IBM is planning on blowing past Motorola with faster PowerPC chips, reports News.com. In an article entitled IBM pushes to 2GHz with PowerPC chips, John G. Spooner reports that the company — one third of the AIM (Apple, IBM, Motorola) alliance — will have 1GHz chips ready by the end of the year, with 2GHz chips to follow late in 2002.
Although Apple is the one of the higher profile consumers of PowerPC microprocessors — the chips serve as the central processing unit of all Macs — IBM and Motorola’s key markets for the technology are networking equipment and embedded computing devices like TV set-top boxes, said Spooner.

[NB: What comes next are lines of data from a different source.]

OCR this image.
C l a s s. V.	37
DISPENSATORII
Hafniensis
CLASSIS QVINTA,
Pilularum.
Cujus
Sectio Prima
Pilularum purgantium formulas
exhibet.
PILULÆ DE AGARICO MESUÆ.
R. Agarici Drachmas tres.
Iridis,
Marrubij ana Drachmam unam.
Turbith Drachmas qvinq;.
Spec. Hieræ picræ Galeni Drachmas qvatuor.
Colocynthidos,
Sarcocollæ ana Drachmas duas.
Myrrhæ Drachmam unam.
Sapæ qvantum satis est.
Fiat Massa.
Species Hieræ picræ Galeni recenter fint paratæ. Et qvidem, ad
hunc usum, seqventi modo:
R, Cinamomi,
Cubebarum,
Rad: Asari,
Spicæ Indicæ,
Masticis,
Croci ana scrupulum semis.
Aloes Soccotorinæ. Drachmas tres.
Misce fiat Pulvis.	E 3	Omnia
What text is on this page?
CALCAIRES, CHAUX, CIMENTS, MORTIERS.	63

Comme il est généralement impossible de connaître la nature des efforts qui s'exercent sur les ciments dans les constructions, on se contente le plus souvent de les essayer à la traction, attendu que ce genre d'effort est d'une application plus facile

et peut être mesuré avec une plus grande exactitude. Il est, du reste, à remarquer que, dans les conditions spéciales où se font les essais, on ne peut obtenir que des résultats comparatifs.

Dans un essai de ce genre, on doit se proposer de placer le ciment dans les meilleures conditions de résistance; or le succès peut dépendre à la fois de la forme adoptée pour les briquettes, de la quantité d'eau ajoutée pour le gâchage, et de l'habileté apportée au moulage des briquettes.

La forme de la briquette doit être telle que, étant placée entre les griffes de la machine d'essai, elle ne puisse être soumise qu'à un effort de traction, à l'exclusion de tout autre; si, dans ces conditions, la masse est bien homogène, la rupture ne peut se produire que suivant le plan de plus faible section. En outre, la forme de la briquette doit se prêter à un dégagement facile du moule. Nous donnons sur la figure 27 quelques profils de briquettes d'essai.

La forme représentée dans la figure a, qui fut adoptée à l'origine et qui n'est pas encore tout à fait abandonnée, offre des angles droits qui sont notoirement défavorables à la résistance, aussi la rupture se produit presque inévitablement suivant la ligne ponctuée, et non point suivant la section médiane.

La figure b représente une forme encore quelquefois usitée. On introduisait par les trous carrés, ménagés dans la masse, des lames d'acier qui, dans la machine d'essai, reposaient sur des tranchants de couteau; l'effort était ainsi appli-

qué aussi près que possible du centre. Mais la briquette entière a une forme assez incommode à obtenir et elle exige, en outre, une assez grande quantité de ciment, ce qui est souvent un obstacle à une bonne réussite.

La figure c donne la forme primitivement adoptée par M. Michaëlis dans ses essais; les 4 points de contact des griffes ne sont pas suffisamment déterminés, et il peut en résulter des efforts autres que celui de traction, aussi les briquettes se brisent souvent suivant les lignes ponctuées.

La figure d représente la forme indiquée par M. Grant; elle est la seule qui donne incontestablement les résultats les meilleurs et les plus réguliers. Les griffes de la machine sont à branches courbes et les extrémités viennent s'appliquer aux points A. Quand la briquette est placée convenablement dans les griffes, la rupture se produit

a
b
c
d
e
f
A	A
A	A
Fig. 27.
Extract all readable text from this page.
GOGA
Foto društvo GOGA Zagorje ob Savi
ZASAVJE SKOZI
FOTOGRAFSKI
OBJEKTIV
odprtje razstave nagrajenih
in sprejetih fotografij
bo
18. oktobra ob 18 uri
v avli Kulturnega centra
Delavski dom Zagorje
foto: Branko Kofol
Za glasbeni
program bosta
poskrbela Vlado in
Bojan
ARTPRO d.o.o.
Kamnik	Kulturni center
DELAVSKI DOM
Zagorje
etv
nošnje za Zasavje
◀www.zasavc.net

Spooner and the people he interviewed for the article recognize that clock speed isn’t everything, especially for the specialized markets that IBM and Motorola serve with PowerPC technology. Sometimes features like low power consumption and data transfer bandwidth are more important.
The megahertz gap is hotly debated in many circles, since it gives the appearance that Motorola and IBM’s processors work slower than their Intel counterparts. And these efforts, said Spooner, along with similar efforts being made by Motorola, will help to reduce that problem.
Don’t expect Intel to slow down, however. Spooner reports that the chipmaker plans to have its own 2 GHz chips available later this year.